Ich möchte, dass zur Kenntnis genommen wird, dass sich die Politik unter genau diesen Umständen in Kuba entwickelt hat. Diese Politik in Kuba hat verschiedene Seiten und ist differenziert zu bewerten. Ich komme jetzt zu der Differenzierung. In Kuba gibt es im Bildungs- und Gesundheitswesen Standards, wie man sie in keinem anderen südamerikanischen Land findet. Kuba hat Standards erreicht, die sich mit europäischen Standards messen lassen können.

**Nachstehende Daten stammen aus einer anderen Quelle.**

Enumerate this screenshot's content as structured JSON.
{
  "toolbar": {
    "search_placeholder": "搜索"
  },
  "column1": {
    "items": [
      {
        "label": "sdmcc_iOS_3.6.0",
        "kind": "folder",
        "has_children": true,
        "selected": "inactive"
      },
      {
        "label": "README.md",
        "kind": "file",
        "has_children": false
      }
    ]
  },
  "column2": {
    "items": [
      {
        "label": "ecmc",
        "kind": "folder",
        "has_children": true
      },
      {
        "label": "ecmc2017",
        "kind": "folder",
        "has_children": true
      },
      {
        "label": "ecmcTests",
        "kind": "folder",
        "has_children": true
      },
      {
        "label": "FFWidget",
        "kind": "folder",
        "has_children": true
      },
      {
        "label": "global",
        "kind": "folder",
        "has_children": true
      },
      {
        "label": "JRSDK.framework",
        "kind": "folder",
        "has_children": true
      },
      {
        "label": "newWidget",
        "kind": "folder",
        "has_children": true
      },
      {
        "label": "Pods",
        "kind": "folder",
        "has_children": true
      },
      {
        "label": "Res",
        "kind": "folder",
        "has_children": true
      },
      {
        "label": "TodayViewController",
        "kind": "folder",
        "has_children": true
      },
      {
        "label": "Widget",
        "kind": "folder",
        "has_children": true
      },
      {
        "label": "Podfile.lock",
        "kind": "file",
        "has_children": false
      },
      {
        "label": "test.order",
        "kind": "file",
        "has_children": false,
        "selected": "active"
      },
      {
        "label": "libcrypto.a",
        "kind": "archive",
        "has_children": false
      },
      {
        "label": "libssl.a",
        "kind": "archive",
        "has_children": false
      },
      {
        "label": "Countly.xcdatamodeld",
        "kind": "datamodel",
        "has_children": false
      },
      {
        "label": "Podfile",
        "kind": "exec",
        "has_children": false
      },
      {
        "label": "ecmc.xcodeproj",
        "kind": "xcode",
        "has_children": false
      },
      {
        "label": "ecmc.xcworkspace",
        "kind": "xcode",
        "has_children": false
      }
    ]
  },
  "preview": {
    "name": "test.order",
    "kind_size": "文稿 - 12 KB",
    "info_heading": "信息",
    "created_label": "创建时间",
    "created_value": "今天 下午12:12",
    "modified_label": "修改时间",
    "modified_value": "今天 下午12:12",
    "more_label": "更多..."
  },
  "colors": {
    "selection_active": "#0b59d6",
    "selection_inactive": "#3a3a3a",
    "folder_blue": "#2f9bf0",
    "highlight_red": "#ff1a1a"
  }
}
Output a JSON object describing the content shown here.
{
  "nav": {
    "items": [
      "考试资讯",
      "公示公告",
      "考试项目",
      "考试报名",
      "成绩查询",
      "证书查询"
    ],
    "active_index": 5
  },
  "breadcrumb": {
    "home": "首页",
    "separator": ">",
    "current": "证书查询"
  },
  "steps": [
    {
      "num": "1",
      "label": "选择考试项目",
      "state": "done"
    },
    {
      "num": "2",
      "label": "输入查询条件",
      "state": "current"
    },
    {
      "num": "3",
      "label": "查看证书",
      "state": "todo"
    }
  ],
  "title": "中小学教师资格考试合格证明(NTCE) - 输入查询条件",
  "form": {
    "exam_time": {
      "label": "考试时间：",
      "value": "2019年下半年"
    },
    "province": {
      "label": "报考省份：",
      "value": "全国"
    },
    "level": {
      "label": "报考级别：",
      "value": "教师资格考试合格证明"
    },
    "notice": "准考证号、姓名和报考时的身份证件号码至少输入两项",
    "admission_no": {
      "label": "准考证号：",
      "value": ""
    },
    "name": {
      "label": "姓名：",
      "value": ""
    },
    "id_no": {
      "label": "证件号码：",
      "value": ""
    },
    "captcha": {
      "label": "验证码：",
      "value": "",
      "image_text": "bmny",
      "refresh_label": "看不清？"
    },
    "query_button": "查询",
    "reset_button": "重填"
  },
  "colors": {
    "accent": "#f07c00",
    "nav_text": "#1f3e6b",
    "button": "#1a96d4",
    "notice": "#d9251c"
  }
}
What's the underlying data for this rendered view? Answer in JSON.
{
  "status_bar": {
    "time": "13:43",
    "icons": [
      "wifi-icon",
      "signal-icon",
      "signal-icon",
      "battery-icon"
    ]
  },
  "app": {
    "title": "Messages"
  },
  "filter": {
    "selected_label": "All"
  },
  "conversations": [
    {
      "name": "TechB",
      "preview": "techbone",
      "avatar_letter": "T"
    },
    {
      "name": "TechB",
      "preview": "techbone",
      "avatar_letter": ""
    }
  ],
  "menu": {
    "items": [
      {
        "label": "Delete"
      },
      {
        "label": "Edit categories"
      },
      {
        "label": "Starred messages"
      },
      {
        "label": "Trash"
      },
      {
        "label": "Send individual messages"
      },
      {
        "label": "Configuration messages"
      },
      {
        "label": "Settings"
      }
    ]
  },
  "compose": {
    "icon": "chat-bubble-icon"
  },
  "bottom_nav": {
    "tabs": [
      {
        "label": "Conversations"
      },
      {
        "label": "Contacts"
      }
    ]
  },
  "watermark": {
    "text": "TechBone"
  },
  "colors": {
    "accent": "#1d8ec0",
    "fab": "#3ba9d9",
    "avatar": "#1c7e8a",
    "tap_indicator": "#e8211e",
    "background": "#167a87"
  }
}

Ich darf auch an Folgendes erinnern: In der Allgemeinen Erklärung der Menschenrechte wird in Art. 22 die soziale Sicherheit garantiert. Das sollte man auch in Deutschland immer wieder erwähnen.
(Beifall bei der LINKEN)
Ferner wird in Art. 26 das Recht auf Bildung festgeschrieben. Es geht um etwas anderes. Von solchen Leistungen und Zusammenhängen ist in Ihren Anträgen niemals die Rede gewesen. Solange so etwas nicht differenziert betrachtet wird, kann meine Fraktion einem solchen Antrag niemals zustimmen.
(Beifall bei der LINKEN)
Auch wir sind nicht einseitig. Wir sagen sehr wohl, dass Kuba bei der Einschätzung seiner Sicherheitslage einige falsche Schlussfolgerungen gezogen hat. Wir haben von Anfang an die Todesstrafe nicht nur in Kuba kritisiert, sondern auch in den USA, in China und anderen Ländern.
(Beifall bei der LINKEN)
Wir aber führen diesen Dialog gemeinsam mit den Kubanerinnen und Kubanern. Ich muss jetzt leider meine Rede beenden. Ich hätte für Sie noch einige Argumente parat. Aber Sie können meine Rede gerne ausgehändigt bekommen. Danke.